If we are given a function $g\in W_2^k(\mathbb{R})$ (even consider $k=1$ for simplicity), then is it true or not that $\{g(n)\}_{n\in\mathbb{Z}}\in\ell_2$? That is, do we have $$\underset{n\in\mathbb{Z}}\sum|g(n)|^2<\infty$$ ?
At first I thought that this must be false, but after trying for a while to construct a counterexample, I found it a little more difficult than I thought. The conclusion is certainly not true for functions only in $L_2(\mathbb{R})=W_2^0(\mathbb{R})$, because consider the function $g$ so that $g^2$ forms triangles or tent functions at each integer of height 1 and width $2^{-n}$. The area is square summable, but the above sum is infinite. However when we have to have control over even the first derivative it becomes a little harder, because such a tent function no longer works.
My idea was to try to set $g(n)=n^{-1/2}$ for an infinite subset of the natural numbers (consider $g(x)=0$ for $x\leq 0$), and try to ensure that the functions derivative was small enough to be square summable, but this didn't seem to work.
Any suggestions or comments would be helpful.
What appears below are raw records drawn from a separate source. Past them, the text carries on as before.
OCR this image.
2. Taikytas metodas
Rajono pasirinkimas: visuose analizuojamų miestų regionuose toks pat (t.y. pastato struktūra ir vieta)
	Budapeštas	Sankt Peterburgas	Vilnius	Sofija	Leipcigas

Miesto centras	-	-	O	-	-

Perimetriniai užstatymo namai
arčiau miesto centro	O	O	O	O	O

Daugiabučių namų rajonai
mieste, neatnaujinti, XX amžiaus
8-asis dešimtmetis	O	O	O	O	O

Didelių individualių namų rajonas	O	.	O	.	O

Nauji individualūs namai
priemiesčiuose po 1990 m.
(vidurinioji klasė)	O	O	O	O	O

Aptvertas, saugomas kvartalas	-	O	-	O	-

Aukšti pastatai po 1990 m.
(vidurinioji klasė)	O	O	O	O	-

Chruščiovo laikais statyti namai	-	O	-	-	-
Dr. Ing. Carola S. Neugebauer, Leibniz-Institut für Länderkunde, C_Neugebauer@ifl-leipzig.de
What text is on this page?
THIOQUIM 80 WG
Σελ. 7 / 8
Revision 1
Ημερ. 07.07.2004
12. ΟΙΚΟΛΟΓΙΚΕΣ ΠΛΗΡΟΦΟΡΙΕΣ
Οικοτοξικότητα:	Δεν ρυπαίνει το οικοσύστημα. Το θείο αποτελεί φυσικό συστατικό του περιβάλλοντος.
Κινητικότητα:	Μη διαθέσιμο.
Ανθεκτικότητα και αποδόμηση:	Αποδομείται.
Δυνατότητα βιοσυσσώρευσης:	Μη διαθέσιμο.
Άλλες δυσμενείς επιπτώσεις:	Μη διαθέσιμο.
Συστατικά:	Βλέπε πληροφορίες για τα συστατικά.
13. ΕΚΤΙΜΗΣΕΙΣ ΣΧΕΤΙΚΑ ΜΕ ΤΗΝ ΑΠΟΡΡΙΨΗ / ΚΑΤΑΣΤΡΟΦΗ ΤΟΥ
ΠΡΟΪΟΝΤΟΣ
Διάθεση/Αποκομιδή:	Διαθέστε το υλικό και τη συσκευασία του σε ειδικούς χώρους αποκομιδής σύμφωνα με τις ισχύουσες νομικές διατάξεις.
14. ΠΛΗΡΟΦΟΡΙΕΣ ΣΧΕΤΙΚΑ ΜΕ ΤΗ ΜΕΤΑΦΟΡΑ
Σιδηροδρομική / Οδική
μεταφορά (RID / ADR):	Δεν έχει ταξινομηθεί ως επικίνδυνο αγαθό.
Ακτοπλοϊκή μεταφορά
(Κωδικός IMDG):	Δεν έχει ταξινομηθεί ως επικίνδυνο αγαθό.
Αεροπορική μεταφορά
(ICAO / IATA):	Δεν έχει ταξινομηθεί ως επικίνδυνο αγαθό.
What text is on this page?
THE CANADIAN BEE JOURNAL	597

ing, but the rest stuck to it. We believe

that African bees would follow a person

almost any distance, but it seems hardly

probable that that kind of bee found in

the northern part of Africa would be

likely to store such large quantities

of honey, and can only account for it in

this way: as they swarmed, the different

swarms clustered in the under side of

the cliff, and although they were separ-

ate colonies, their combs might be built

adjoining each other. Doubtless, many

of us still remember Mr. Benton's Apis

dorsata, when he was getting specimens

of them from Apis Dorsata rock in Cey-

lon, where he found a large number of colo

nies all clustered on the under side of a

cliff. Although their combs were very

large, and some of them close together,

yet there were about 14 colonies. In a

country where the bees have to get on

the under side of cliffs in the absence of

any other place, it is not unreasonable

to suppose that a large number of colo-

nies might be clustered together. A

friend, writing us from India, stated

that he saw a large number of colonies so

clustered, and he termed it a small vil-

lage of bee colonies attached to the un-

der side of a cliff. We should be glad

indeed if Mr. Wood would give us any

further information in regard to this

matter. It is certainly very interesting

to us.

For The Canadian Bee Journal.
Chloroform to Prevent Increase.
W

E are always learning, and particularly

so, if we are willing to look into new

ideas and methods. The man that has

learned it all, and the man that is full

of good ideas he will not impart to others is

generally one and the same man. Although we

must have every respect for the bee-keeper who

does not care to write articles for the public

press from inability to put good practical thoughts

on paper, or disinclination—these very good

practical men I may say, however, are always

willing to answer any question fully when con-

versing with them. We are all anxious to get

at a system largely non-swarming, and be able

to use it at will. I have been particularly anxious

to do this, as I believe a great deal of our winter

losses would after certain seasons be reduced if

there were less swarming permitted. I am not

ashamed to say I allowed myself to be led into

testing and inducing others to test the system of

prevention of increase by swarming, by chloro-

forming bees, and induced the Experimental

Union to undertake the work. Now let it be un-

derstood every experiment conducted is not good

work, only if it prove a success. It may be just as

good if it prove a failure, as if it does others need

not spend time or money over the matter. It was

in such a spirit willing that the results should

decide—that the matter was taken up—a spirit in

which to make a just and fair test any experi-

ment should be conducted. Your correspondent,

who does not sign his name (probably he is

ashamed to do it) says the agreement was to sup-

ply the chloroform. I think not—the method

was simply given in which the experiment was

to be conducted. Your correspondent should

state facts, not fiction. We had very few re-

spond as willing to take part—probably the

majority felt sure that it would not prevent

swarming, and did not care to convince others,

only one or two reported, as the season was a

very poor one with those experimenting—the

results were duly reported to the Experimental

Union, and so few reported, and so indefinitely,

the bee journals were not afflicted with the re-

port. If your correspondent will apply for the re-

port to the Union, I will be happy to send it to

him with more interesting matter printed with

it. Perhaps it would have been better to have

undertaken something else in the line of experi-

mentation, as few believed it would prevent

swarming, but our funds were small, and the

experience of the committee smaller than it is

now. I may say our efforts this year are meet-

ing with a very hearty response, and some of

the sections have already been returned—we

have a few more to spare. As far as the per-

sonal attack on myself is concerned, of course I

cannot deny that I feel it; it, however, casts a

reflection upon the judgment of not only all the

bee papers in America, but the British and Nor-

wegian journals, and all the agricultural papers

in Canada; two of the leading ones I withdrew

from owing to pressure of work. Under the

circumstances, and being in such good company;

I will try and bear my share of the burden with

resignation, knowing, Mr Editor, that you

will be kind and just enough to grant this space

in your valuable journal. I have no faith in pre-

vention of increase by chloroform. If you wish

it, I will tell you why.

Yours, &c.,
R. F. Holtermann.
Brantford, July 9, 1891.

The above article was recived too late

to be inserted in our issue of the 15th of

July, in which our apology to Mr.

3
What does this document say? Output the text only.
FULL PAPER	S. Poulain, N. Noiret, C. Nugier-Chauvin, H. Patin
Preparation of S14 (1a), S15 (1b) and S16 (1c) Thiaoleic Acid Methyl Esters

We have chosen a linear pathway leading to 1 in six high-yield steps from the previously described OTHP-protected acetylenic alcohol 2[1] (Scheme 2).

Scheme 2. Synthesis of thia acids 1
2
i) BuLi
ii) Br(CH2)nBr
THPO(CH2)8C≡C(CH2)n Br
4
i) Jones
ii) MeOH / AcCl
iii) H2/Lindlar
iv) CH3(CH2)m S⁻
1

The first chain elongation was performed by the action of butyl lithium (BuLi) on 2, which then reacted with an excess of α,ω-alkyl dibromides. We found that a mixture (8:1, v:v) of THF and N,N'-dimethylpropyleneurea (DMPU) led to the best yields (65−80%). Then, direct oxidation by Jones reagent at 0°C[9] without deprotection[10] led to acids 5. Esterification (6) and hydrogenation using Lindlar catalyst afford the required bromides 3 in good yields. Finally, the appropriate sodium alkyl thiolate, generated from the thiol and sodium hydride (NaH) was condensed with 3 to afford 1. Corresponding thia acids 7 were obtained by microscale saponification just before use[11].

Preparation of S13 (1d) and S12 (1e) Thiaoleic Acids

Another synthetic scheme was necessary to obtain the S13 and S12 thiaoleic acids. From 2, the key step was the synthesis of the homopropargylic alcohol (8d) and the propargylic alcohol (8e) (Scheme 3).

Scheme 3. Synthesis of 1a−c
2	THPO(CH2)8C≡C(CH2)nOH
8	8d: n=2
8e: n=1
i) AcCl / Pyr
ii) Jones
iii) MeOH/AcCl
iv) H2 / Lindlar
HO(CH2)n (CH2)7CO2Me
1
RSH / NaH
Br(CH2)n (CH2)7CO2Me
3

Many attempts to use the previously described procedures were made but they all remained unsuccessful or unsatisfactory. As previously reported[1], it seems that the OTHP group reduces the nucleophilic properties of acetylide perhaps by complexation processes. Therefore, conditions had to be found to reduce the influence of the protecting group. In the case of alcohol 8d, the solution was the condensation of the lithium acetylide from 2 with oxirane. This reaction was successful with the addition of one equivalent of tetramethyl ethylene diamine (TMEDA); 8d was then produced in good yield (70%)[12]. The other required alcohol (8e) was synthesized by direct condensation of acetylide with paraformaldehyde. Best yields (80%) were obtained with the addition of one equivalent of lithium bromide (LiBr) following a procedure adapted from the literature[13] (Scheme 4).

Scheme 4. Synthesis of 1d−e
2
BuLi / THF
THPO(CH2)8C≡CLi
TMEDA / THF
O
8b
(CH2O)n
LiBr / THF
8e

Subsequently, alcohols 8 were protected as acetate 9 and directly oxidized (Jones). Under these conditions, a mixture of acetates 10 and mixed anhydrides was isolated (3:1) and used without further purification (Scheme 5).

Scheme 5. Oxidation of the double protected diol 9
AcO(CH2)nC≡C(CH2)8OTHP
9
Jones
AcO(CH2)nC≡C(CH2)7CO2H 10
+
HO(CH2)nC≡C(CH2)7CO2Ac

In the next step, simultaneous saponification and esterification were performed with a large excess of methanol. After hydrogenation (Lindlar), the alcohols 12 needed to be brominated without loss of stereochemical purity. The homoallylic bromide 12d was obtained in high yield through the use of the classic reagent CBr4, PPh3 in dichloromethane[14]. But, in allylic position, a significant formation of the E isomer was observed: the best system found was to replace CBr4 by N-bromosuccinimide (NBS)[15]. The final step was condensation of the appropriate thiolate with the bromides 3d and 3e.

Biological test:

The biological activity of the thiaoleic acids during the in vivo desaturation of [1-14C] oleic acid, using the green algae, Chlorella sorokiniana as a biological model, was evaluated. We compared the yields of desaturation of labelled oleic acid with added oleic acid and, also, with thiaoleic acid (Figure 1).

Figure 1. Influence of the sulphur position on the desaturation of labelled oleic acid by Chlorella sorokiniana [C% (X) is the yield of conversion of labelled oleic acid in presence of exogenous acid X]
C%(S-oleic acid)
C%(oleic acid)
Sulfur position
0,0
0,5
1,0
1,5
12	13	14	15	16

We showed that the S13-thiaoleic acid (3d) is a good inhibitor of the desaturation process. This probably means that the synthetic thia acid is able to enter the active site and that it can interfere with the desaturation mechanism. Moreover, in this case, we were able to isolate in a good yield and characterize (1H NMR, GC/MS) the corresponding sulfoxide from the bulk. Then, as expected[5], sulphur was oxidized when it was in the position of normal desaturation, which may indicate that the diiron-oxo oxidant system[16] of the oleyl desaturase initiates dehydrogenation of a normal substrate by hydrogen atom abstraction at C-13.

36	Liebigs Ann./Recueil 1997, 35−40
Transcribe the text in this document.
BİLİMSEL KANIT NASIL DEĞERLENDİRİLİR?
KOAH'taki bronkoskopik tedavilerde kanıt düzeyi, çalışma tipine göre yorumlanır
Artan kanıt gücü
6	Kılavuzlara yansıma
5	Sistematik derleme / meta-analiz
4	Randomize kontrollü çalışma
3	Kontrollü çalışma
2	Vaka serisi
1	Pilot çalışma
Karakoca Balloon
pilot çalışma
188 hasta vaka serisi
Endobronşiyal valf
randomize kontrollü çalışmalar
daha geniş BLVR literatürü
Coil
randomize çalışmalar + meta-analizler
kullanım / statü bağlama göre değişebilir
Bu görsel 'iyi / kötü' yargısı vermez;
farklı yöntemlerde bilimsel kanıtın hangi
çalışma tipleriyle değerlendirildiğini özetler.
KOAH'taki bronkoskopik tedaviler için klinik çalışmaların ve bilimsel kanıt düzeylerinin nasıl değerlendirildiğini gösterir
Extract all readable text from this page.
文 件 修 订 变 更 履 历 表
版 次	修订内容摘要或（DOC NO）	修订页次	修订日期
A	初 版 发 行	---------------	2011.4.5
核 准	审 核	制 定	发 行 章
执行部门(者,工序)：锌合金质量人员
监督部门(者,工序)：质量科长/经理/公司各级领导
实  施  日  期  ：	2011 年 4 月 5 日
I am sure somebody knows this even though I have never seen it before.
Theorem
Let $(x_n)_{n\in\mathbb{Z}}$ be a set of separated points in $\mathbb{R}$ such that $\underset{n\in\mathbb{Z}}\inf x_{n+1}-x_n>c$. If $g\in W_p^k(\mathbb{R})$, $1\leq p\leq\infty$, $k\in\mathbb{N}$, then $(g(x_n))\in\ell_p$.
Proof:
First, in the $p=\infty$ case, if $g\in W_\infty^k(\mathbb{R})$, then $g$ is Lipschitz, and so the result is obvious. (That $W_\infty^1(\mathbb{R})=Lip(\mathbb{R})$ is a nontrivial result).
So we tackle the case $1\leq p<\infty$. Let $$I_n:=\left[x_n-\frac{c}{3},x_n+\frac{c}{3}\right],\quad n\in\mathbb{N}$$ We define them this way so that they are disjoint, and also $|I_n|=\frac{2}{3}c$ for all $n$. By disjointness, we have that $$\underset{n\in\mathbb{Z}}\sum\int_{I_n}|g|^p\leq\int_\mathbb{R}|g|^p<\infty$$ On the other hand, if $y_n:=\underset{x\in I_n}{argmin}|g(x)|^p$, then we have that $$|g(y_n)|^p\frac{2}{3}c\leq\int_{I_n}|g|^p$$ and consequently, $(g(y_n))\in\ell_p$.
The following Lemma will be very useful presently.
Lemma: [A First Course in Sobolev Spaces, Leoni, Thm 7.13, p.222]
Let $\Omega\subset\mathbb{R}$ be open and $u:\Omega\to\mathbb{R}$. Let $1\leq p<\infty$. Then $u\in W_p^1(\mathbb{R})$ if and only if it admits an absolutely continuous representative, $\tilde{u}:\Omega\to\mathbb{R}$ such that $\tilde{u}$ and its classical derivative $\tilde{u}'$ belong to $L_p(\mathbb{R})$. Moreover, if $p>1$, then $\tilde{u}$ is Holder continuous of exponent $1/p'$.
So since $W_p^k(\mathbb{R})\subset W_p^1(\mathbb{R})$, taking $\Omega=\mathbb{R}$ in the Lemma allows us without loss of generality to assume that $g$ is absolutely continuous. Therefore by the Fundamental Theorem of Calculus, $$g(x_n)=g(y_n)+\int_{y_n}^{x_n}g(t)dt$$ Using the inequality $|a+b|^p\leq 2^p(|a|^p+|b|^p)$, we have $$|g(x_n)|^p\leq 2^p\left[|g(y_n)|^p+\left|\int_{y_n}^{x_n}g(t)dt\right|^p\right]\leq 2^p\left[|g(y_n)|^p+\left(\frac{2c}{3}\right)^\frac{p}{p'}\int_{I_n}|g(t)|^pdt\right]$$ The second inequality follows by Holder's Inequality: $$\left|\int_{y_n}^{x_n}g(t)dt\right|^p\leq\left(\int_{y_n}^{x_n}|g(t)|dt\right)^p\leq |I_n|^\frac{p}{p'}\int_{I_n}|g(t)|^pdt$$
We conclude that $$\underset{n\in\mathbb{Z}}\sum|g(x_n)|^p\leq C\left[\underset{n\in\mathbb{Z}}\sum|g(y_n)|^p+\underset{n\in\mathbb{Z}}\sum\int_{I_n}|g|^p\right]<\infty$$ and the conclusion follows.